Mais je ne vous ai pas encore dit le titre de ces deux ouvrages :
-Aucune bête au monde, par le Général Bigeard et le Sergent-chef Flament
Pensée Moderne, 1959
-Les dieux meurent en Algérie, par Jean Lartéguy et Marc Flament
Pensée moderne, 1960

De retour au domicile, je fus d'abord étonné de la date d'édition qui prouve que ces ouvrages furent bien édités pendant les "événements" ce qui laisse penser que les envoyés du contingent, possiblement, pouvaient se retrouver face à ce genre d'ouvrages avant leur départ.
Bien entendu, la photographie de guerre réclame toujours une proximité, presque peau à peau, pour ne pas feindre l'implication et aussi tenter une vérité ou l'héroïsme aussi du photographe justifiera en quelque sorte sa place et sa légitimité. Ici... Comment dire... On est, non seulement proche des corps, proche des actions mais aussi proche du drame puisque le premier volume nous met, malheureusement, au contact de la mort de l'un des soldats parachutistes : le sergent-chef Sentenac.
Le livre lui est dédié, il est même comparé à son monument. C'est juste. Alors, il serait aussi facile de se demander ce que nous faisons là, à le regarder mourir, à voir la peine des autres, à comprendre que la photographie, quand bien même serait-elle d'opinion, est bien le réel et que, chaque fois que mes yeux se posent sur ces images, Sentenac meurt à nouveau. Est-ce pour cela que je n'ai pas ouvert ces volumes depuis plus de 10 ans ?

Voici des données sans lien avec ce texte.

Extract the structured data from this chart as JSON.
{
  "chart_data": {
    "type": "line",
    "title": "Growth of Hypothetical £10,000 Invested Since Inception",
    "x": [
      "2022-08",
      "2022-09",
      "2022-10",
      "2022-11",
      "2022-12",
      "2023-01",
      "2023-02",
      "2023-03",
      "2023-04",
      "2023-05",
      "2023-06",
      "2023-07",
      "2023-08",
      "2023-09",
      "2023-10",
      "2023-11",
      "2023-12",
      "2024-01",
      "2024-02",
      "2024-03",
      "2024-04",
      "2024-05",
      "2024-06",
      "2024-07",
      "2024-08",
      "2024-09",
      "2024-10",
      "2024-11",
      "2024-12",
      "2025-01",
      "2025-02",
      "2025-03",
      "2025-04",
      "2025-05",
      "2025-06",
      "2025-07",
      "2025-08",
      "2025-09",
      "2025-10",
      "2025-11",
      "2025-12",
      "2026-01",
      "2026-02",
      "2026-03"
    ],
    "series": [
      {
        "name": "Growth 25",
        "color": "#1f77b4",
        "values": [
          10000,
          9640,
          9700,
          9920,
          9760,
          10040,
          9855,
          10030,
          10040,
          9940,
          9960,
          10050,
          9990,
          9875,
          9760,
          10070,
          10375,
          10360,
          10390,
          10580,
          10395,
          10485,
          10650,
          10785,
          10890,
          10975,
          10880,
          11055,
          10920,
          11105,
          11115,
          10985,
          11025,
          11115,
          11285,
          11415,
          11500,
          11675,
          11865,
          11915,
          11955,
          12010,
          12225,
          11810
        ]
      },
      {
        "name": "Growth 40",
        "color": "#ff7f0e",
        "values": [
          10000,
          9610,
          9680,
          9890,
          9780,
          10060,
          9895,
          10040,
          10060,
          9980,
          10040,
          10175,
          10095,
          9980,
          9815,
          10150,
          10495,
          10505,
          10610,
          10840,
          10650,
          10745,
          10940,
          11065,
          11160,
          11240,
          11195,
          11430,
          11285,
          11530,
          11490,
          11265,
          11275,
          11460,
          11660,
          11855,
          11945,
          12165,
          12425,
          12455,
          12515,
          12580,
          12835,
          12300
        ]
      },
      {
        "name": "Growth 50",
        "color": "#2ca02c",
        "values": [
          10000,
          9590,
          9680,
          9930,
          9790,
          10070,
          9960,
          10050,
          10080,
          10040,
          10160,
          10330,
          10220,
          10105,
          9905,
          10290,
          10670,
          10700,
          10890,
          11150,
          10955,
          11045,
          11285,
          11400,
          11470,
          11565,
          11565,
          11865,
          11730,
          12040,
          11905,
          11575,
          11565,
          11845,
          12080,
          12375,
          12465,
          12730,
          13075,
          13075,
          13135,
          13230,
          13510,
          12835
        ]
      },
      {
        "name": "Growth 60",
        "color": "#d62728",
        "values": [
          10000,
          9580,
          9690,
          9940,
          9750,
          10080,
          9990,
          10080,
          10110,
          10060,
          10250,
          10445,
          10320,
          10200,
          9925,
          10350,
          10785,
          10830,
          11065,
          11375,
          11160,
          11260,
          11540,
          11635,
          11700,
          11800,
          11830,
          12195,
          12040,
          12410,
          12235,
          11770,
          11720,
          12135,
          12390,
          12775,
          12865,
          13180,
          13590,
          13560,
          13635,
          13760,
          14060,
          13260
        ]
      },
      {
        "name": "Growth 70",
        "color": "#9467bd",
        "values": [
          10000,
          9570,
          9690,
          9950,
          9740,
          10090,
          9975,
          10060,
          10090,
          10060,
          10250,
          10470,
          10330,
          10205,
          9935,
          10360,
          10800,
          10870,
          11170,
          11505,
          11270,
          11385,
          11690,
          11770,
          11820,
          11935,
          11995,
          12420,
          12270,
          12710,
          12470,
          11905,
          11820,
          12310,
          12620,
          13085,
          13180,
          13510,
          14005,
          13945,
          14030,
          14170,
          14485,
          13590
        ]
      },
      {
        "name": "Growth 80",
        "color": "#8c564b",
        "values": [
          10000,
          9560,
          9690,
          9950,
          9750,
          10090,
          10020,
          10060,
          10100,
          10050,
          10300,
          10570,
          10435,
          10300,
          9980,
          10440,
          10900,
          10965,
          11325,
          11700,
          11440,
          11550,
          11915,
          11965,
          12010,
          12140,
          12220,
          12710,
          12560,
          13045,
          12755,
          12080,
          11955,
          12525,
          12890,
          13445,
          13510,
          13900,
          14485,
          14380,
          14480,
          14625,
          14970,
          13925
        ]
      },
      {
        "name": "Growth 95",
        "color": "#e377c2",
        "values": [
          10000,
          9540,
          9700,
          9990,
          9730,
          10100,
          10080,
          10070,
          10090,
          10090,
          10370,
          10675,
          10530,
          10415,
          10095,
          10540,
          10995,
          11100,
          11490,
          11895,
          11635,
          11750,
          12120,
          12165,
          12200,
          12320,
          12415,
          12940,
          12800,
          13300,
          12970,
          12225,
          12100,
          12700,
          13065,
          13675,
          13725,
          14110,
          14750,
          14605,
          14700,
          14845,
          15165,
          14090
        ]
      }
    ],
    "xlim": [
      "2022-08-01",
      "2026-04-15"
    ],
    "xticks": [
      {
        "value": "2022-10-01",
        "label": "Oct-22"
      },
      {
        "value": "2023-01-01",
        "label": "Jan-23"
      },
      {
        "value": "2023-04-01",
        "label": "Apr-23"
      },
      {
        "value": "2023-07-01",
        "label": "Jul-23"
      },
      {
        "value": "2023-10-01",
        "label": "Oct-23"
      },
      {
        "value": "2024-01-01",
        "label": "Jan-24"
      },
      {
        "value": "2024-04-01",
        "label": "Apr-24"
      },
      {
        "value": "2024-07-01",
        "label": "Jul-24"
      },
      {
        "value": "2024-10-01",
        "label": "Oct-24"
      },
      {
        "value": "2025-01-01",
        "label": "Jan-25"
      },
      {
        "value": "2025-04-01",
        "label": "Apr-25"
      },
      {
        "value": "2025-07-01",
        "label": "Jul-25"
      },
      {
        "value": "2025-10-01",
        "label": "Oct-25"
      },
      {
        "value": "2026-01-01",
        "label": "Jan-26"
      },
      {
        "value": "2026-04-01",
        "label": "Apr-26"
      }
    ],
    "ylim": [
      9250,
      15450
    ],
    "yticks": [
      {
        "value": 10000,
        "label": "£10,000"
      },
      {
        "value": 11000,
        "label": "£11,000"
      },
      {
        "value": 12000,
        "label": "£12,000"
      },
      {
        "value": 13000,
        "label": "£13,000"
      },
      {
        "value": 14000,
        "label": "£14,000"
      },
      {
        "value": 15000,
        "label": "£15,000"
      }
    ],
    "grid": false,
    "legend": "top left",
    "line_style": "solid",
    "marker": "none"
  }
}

Car il ne faut pas faire semblant en feuilletant ces deux volumes de saisir la gravité de ce qu'ils évoquent et surtout de ce qu'ils ne montrent pas. Il y a bien entendu des images entre ces images qui manquent mais je ne serai pas le moraliste qui dénoncera ici la raison du déclenchement, l'éthique du cadrage, l'auto-censure du moment. Je pourrais aussi être celui qui chante cette beauté soutenue de ses corps masculins, de ces visages jeunes, de leur virilité partout présente, accentuée par la hauteur du drame. Il me suffirait de chanter Eden, Eden, Eden avec Guyotat pour m'excuser de ce possible romantisme héroïque, voir d'un érotisme éperdu du soldat, du désert, du légionnaire. Bien sûr que je me dois aussi d'entendre cette corde vibrer dans mon regard, bien sûr que cela est présent.
Mais là si Bigeard et Flament réussissent quelque chose c'est d'avoir pu dire une vérité.
Il y a là bien plus qu'un témoignage de hasard, que la chance d'être là, de faire son métier. Il y a là l'absolu parfait total engagement. L'autre à ma hauteur, l'autre comme moi.
Et je peux bien aimer ce livre et aimer aussi les tonitruantes caricatures de Bigeard par Cabu. Je peux bien aimer les deux, ceux qui ont souffert de leur engagement et ceux qui l'auraient dénoncé.
Car il est aisé d'avoir un avis, une opinion, il est plus difficile de les vivre vraiment, jusqu'à, oui, comme Cabu comme Sentenac en mourir vraiment aussi.
Et l'héroïsme est une valeur qui ne me fait pas peur, non pas que je me sente à cette hauteur-là, mais je ne veux surtout pas retirer à d'autres la force d'y avoir goûté, souvent pour que je puisse, moi, dans la tranquillité d'une chambre, continuer de m'exprimer.
J'aime donc profondément ces deux livres.
Et je me demande bien ou Marc Flament a appris à si bien photographier, si bien cadrer. Quelle culture de l'œil il pouvait avoir ? Quel modèle de photographe il avait en tête ?
Et que sont devenues ses archives et que sont devenus ceux qui se savent ainsi à jamais, couchés dans le sable, couchés sur le papier mat d'une héliogravure, vivant dans ces pages ? Ouvrent-ils de temps en temps les livres ? Avec qui à leur côtés ? Peuvent-ils se revoir ?
Bien à eux. Avec mon père.

J'ai pris la décision de ne vous montrer qu'un seul de ces deux volumes. C'est comme ça, je garde l'autre pour moi.